Cafe du Cycliste Women’s Madeleine in Grey Glen Check
The Madeleine is another soft shell with a good fit, but this one is also quite light and packable. I love the Grey Glen Check print, original but nothing too crazy. You can always count on Cafe du Cycliste to come up with an understated design that goes with just about anything. The Madeleine is an affordable, water repellent, breathable and windproof jacket for when you need a little more protection than just a gilet.

cafe du cycliste madeleine_jacket_women2

Rapha Women’s Rain jacket
Rapha’s rain jacket is a little more heavy duty when it comes to being water and windproof and as you might expect, price wise as well. But you’ll agree nothing compares to the super cool reflective polka dot design on the back of the jacket, keeping you hip and safe at all times. And who is Rapha’s colour designer? He or she sure knows what shade looks best.



Machine for Freedom Galaxy wind vest
Having a smart cycling gilet makes things so much easier. Whenever you are not sure about what to wear, just stuff a gilet into your jersey pocket and you’re good to go. A gilet will keep your core warm and dry when the wind picks up a chill, or the sun disappears. This glossy black, super light gilet by Machines for Freedom is fully wind resistant and water repellent, and made from premium European fabric.



Isadore climbers cap etna
Everyone needs a few of these multifunctional cycling accessories, which have hardly evolved in the history of cycling. Like most caps, this model by Slovakian brand Isadore is made from pure 100% cotton with classic Italian cycling cap construction. It keeps sweat and rain from your eyes and protects your sight from the sun. This stylish one also features antibacterial inner tape for greater comfort.
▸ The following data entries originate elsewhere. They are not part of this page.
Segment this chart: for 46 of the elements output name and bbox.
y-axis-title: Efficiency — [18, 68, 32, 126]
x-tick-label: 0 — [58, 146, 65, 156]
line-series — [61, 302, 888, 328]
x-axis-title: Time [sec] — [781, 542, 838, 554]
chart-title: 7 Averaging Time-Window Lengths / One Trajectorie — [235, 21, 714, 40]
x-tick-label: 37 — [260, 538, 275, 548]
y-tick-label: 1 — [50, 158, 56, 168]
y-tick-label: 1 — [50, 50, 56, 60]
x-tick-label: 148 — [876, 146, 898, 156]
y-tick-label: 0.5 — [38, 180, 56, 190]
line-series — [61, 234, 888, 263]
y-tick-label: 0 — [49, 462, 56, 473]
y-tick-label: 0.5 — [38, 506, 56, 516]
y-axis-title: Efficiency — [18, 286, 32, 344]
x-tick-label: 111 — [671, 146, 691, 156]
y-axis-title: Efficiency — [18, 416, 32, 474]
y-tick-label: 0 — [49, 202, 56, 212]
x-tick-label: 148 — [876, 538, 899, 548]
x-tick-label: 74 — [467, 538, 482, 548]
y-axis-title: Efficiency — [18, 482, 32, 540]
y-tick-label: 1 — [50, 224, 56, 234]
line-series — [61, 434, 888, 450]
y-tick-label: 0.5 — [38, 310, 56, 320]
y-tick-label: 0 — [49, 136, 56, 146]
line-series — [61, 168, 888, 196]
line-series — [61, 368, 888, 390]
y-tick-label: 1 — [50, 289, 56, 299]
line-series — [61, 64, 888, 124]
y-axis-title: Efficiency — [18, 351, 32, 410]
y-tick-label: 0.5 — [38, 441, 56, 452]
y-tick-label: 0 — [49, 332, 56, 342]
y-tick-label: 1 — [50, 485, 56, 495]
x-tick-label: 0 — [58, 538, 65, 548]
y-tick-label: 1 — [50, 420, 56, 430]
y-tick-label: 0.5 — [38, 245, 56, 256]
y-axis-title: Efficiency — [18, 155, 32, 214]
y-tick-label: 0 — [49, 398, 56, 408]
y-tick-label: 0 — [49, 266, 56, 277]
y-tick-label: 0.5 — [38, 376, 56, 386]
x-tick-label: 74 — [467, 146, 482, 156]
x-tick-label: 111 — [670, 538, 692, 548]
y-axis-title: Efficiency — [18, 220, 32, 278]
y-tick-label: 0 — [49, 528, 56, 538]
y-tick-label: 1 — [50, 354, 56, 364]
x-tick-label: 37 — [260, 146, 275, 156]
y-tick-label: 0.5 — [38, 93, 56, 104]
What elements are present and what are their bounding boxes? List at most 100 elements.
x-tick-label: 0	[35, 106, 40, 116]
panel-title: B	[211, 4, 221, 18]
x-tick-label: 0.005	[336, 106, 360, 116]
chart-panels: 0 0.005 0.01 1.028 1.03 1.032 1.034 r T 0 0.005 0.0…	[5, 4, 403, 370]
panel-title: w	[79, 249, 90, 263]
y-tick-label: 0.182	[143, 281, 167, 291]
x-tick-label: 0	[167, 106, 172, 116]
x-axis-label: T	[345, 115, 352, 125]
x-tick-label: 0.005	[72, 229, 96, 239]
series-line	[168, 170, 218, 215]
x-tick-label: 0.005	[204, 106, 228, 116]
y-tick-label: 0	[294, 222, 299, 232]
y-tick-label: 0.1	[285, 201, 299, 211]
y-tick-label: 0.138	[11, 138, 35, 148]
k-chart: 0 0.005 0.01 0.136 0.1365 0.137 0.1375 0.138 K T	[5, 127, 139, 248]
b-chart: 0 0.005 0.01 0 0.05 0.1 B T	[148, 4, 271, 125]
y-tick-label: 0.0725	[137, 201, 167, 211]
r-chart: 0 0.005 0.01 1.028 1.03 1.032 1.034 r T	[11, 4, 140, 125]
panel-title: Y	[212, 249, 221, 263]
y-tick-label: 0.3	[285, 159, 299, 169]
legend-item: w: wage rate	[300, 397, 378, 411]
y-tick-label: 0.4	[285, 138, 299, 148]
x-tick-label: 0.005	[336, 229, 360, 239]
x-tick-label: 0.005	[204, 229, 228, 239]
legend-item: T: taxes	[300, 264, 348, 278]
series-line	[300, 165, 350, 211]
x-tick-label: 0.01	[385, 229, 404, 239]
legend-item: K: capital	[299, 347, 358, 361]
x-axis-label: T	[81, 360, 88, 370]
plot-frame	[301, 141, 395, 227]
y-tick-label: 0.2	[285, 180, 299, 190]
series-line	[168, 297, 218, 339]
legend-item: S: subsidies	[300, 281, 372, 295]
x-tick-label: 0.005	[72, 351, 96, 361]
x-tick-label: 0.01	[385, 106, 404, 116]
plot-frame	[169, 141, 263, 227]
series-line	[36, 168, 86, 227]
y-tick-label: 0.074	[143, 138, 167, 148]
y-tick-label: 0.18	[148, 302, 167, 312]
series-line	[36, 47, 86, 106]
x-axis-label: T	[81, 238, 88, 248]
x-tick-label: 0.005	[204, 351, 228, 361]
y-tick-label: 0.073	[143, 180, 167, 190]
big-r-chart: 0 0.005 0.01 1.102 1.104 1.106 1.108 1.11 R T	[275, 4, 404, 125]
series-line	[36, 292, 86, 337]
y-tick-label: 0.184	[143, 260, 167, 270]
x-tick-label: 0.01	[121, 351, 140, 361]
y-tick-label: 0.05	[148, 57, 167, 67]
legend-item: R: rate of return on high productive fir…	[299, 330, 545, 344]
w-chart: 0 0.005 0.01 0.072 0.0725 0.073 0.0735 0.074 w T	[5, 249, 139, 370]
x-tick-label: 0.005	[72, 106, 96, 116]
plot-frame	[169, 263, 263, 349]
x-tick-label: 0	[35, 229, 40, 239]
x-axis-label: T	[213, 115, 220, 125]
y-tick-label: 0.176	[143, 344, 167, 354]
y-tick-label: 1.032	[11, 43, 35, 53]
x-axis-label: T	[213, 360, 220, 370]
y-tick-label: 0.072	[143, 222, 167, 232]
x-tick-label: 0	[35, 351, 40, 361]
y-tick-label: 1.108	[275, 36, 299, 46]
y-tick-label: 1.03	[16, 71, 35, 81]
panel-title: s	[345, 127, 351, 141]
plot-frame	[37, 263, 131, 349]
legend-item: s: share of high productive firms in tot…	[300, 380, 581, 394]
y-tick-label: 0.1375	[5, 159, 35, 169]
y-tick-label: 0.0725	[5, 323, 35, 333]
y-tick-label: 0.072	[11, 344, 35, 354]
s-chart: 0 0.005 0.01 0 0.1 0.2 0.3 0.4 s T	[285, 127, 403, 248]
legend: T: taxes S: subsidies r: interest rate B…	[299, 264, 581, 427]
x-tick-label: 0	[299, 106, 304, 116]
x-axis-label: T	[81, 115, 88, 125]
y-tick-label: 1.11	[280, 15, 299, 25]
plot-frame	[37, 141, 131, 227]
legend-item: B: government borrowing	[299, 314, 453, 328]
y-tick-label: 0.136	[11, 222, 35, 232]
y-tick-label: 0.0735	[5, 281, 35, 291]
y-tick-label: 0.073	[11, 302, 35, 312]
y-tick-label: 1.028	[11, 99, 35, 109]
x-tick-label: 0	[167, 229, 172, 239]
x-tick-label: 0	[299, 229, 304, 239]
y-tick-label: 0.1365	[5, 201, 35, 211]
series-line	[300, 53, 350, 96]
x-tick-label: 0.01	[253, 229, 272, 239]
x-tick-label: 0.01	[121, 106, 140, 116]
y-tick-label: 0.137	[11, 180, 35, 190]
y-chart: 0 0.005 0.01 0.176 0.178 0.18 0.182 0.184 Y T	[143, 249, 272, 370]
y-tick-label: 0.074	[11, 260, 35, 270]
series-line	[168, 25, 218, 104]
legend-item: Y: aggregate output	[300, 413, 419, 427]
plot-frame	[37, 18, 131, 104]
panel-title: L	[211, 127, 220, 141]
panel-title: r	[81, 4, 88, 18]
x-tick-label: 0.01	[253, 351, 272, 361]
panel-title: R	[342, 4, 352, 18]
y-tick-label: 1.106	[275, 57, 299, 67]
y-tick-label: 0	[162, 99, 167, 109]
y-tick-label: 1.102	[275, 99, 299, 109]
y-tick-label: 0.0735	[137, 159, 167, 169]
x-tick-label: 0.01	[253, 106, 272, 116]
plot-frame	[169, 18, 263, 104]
Rapha Pro Team Rain Overshoes
These very close-fitting, water-resistant soft-shell overshoes by Rapha are especially designed to keep your feet dry, not just warm. Extra attention has gone into making the sole fabric, the part that tends to tear first, more durable. Finished with high-visibility details and magnificent pink colouring.

rapha overshoe


MAAP Base winter gloves
Tried and tested by their own race team, these MAAP gloves will not disappoint. For those riders who always have cold hands, you must try this waterproof pair designed for deep winter conditions. Cut longer on the wrist they’re made to sit over a long sleeve jersey or jacket sleeve to keep rain and wind out.


Reflective gear

Proviz gilet
If you want to feel super safe while riding in the dark, check out this collection with the rather obvious brand name Proviz. For example, the REFLECT360+ gilet, with an all over reflective effect that will make sure are visible for miles around, or the subtly reflecting one, that will also do the trick.

women_s_pixelite_gilet<_front_lights_on (1)

Don’t forget your asssaver when riding in the rain. I don’t think it’s a Velominati rule, but it should be.